The National Strategy for Trusted Identities in Cyberspace (NSTIC) describes a vision of the future – an Identity Ecosystem – where individuals, businesses and other organizations enjoy greater trust and security as they conduct sensitive transactions online. The Identity Ecosystem is a user-centric online environment – a set of technologies, policies and agreed upon standards that securely supports transactions ranging from anonymous to fully-authenticated and from low to high value.
Key attributes of the Identity Ecosystem include privacy, convenience, efficiency, ease-of-use, security, confidence, innovation and choice.
Components of the Identity Ecosystem
The Identity Ecosystem consists of different online communities that use interoperable technology, processes and policies. These will be developed over time – but always with a strong baseline commitment to privacy, ease of use, interoperability and security.
- The Identity Ecosystem Framework (IDEF) is the overarching set of interoperability standards, risk models, privacy and liability policies, requirements and accountability mechanisms that structure the Identity Ecosystem.
- The IDEF Self-Assessment Listing Service (SALS) is designed to build trust online. The SALS is a single web presence where online identity service providers and owners or operators applications that authenticate identity credentials can report their status through self-assessment with a set of common standards for reliable security, privacy, ease of use, cost savings, and user choice and declare their commitment to operate in accordance with the Identity Ecosystem Baseline Requirements
- The Identity Ecosystem Steering Group (IDESG) administers the development of policy, standards and accreditation processes for the IDEF in accordance with the Guiding Principles in the Strategy. The IDESG also ensures that accreditation authorities validate participants’ adherence to the requirements of the IDEF.

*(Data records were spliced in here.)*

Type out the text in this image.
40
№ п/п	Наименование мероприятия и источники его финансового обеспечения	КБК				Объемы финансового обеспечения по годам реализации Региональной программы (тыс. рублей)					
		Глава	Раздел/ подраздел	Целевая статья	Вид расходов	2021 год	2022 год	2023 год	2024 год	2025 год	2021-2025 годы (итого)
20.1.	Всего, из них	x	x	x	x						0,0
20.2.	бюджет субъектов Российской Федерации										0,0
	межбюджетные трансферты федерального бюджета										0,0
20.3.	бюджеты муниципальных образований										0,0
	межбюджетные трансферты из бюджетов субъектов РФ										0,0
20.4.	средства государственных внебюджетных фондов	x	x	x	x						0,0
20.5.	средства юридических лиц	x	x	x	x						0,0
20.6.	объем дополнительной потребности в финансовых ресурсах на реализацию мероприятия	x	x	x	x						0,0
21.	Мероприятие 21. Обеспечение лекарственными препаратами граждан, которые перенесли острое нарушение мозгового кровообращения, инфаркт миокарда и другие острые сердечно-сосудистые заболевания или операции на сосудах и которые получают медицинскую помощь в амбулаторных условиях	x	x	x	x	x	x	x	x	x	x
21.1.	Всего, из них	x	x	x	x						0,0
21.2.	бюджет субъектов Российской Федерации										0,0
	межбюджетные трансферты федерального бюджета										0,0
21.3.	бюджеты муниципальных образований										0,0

- Trust frameworks are developed by a community whose members have similar goals and perspectives, such as the NSTIC Pilots. A trust framework defines the rights and responsibilities of that community’s participants, specifies the policies and standards specific to the community, and defines the community-specific processes and procedures that provide assurance. A trust framework should address the level of risk associated with the transaction types of its participants For example, a trust framework designed for the financial services industry would incorporate the privacy requirements set forth in the Gramm-Leach-Bliley Act (GLBA), while a trust framework for the healthcare industry would look to the Health Insurance Portability and Accountability Act (HIPAA) for its privacy requirements. Different trust frameworks can exist within the Identity Ecosystem, and communities of interest can tailor trust frameworks to meet their particular needs. In order to be a part of the Identity Ecosystem, all trust frameworks must still meet the baseline standards established by the IDEF.
- Accreditation authorities assess and validate identity providers, attribute providers, relying parties and identity media, ensuring that they all adhere to an agreed-upon trust framework. Accreditation authorities can issue trustmarks to the participants that they validate.
- Trustmark schemes are the combination of criteria that is measured to determine service provider compliance with the IDEF. The IDEF provides a baseline set of standards and policies that apply to all of the participating trust frameworks. This baseline is more permissive at the lowest levels of assurance, to ensure that it does not serve as an undue barrier to entry, and more detailed at higher levels of assurance, to ensure that requirements are aligned with the risk any given transaction.